A partir du mois de mai 2015, B.V. a fait l'objet de
premières mesures de protection. Sur dénonciation de l'Adjointe au Chef
du Service cantonal de la Jeunesse de Sion et Directrice du Centre pour le
Développement et la Thérapie de l'Adulte et de l'Adolescent, à Sion
(CDTEA), qui suspectait que les parents B.F.________ usent de mauvais
traitements à l'égard de leur fils B.V., le Ministère public du Canton
du Valais a ouvert une enquête pénale pour voies de fait et violation du
devoir d'assistance et d'éducation à l'encontre de A.F. et
A.V.. Parallèlement alertée, l'Autorité de protection
Intercommunale de l'Enfant et de l'Adulte de Sion, Les Agettes et
Veysonnaz (ci-après : APEA) a désigné un curateur à l'enfant afin qu'il soit
représenté dans le cadre de la procédure pénale diligentée contre ses
parents et qu'il soit placé d'urgence dans un foyer.
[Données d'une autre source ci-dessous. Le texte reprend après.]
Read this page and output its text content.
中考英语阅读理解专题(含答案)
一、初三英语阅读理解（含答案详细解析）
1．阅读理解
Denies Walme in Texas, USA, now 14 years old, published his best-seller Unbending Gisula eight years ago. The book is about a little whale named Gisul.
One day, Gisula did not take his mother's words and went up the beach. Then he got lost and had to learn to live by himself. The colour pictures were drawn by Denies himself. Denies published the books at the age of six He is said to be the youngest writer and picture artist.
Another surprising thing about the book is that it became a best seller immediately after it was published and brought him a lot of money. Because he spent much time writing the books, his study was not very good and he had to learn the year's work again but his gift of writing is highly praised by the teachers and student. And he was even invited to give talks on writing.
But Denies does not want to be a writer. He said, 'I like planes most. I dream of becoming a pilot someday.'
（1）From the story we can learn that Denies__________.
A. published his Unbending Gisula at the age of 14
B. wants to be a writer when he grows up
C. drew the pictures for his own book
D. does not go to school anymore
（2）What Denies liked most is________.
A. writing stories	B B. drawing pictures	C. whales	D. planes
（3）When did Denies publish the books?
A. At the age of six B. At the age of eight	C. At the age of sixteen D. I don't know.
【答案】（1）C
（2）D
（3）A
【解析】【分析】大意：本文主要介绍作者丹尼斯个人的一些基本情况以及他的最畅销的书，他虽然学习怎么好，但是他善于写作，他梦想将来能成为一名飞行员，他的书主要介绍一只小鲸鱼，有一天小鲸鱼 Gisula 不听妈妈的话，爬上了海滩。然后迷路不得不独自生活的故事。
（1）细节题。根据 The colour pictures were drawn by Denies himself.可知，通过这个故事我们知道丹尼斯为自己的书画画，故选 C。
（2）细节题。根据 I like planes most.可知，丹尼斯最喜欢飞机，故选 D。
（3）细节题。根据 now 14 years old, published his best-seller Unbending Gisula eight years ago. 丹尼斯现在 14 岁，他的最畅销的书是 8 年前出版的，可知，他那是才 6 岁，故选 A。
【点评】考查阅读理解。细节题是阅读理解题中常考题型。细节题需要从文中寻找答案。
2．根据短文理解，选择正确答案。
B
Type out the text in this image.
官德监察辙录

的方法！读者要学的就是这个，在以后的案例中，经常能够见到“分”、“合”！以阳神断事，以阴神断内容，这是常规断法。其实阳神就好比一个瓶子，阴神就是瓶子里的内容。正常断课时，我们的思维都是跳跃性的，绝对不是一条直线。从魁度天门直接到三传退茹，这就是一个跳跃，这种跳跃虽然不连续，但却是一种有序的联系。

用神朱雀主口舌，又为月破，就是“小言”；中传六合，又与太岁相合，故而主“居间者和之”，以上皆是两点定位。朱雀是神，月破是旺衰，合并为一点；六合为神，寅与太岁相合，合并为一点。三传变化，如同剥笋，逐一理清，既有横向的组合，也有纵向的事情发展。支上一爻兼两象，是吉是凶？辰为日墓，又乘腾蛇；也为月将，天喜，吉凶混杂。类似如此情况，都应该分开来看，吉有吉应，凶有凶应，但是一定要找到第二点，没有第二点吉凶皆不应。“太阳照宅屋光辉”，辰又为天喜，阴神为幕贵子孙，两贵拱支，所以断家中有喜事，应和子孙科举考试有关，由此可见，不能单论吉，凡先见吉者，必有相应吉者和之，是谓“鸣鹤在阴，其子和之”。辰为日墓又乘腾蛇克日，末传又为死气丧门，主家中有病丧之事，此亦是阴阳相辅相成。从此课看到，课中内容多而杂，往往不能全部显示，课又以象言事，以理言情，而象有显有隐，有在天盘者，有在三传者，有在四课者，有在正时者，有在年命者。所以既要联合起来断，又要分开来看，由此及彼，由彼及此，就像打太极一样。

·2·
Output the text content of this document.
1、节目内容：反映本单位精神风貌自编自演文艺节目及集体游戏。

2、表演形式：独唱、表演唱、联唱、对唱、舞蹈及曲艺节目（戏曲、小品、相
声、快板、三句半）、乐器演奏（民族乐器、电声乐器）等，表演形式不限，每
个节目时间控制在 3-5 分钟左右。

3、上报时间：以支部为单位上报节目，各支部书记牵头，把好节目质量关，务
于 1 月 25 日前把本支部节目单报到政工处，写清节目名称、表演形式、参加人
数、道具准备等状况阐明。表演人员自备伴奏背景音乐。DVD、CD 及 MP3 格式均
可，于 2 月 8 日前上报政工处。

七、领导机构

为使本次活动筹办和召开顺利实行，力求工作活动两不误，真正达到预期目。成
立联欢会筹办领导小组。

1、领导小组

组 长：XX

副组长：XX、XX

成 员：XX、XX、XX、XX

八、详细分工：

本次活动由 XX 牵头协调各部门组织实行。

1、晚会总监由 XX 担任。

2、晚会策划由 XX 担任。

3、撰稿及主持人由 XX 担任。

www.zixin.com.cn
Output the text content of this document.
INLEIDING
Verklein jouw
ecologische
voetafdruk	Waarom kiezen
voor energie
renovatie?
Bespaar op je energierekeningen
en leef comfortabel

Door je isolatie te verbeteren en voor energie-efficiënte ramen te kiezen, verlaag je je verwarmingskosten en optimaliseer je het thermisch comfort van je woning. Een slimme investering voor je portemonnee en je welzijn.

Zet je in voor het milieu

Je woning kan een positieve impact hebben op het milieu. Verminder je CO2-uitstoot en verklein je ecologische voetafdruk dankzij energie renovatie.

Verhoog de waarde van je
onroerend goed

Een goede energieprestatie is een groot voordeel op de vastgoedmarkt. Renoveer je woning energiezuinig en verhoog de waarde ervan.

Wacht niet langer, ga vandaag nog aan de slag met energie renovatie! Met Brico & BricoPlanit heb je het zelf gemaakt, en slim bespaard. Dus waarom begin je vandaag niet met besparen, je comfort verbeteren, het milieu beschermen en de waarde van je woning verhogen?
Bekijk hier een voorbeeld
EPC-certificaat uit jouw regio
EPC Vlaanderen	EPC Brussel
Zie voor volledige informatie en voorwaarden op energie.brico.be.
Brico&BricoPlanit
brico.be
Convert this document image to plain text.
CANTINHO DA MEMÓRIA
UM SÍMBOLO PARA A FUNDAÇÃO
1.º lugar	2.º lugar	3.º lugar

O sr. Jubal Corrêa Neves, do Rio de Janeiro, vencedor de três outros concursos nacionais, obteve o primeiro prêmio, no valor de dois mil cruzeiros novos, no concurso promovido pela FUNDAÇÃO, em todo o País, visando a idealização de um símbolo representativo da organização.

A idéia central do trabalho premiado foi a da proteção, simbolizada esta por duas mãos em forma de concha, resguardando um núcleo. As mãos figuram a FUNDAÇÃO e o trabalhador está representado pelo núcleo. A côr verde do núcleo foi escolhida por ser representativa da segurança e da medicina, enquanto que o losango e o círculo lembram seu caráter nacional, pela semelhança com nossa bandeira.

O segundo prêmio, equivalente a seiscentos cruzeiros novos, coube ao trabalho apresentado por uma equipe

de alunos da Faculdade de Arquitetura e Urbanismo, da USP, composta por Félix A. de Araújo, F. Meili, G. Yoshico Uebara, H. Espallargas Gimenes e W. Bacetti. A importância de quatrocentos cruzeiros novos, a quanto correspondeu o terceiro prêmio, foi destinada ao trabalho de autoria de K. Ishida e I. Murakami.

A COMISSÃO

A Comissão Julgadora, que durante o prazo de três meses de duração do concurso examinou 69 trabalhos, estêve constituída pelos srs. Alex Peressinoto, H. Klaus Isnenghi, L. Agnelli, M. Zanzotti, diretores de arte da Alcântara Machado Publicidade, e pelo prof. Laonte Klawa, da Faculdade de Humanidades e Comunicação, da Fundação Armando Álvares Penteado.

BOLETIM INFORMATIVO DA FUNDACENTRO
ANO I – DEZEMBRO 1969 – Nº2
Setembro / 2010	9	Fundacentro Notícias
Au terme de l'enquête,
la situation dénoncée n'a finalement pas été confirmée, le comportement
des parents de l'enfant ne prêtant pas à critique. L'enfant a réintégré le
domicile familial le 24 juin 2015 et la procédure pénale a été clôturée par
une ordonnance de classement du 15 janvier 2016. Les agissements de
B.V., qui se livrait à des comportements à caractère sexuel en
classe, suscitant cependant l'inquiétude des intervenants sociaux, l'Office
pour la Protection de l'enfant, à Sion, a conseillé à l'APEA d'instaurer une
mesure de surveillance judiciaire au sens de l'art. 307 al. 3 CC en faveur
des deux enfants du couple. La mère ayant entre-temps quitté la Suisse
avec ses deux fils pour s'établir en France, dans la région d'Antibes, l'APEA
n'a cependant pas pu mettre en place la mesure préconisée et a signalé la
situation de la famille B.F.________ aux autorités françaises compétentes.
A la suite du signalement de l'APEA, les intervenants sociaux
de la Maison des Solidarités Départementales (ci-après : la MSD) de
Vallauris ont établi un rapport d'évaluation à l'attention de la Justice de
paix du district d'Aigle qu'ils lui ont transmis le 18 janvier 2016.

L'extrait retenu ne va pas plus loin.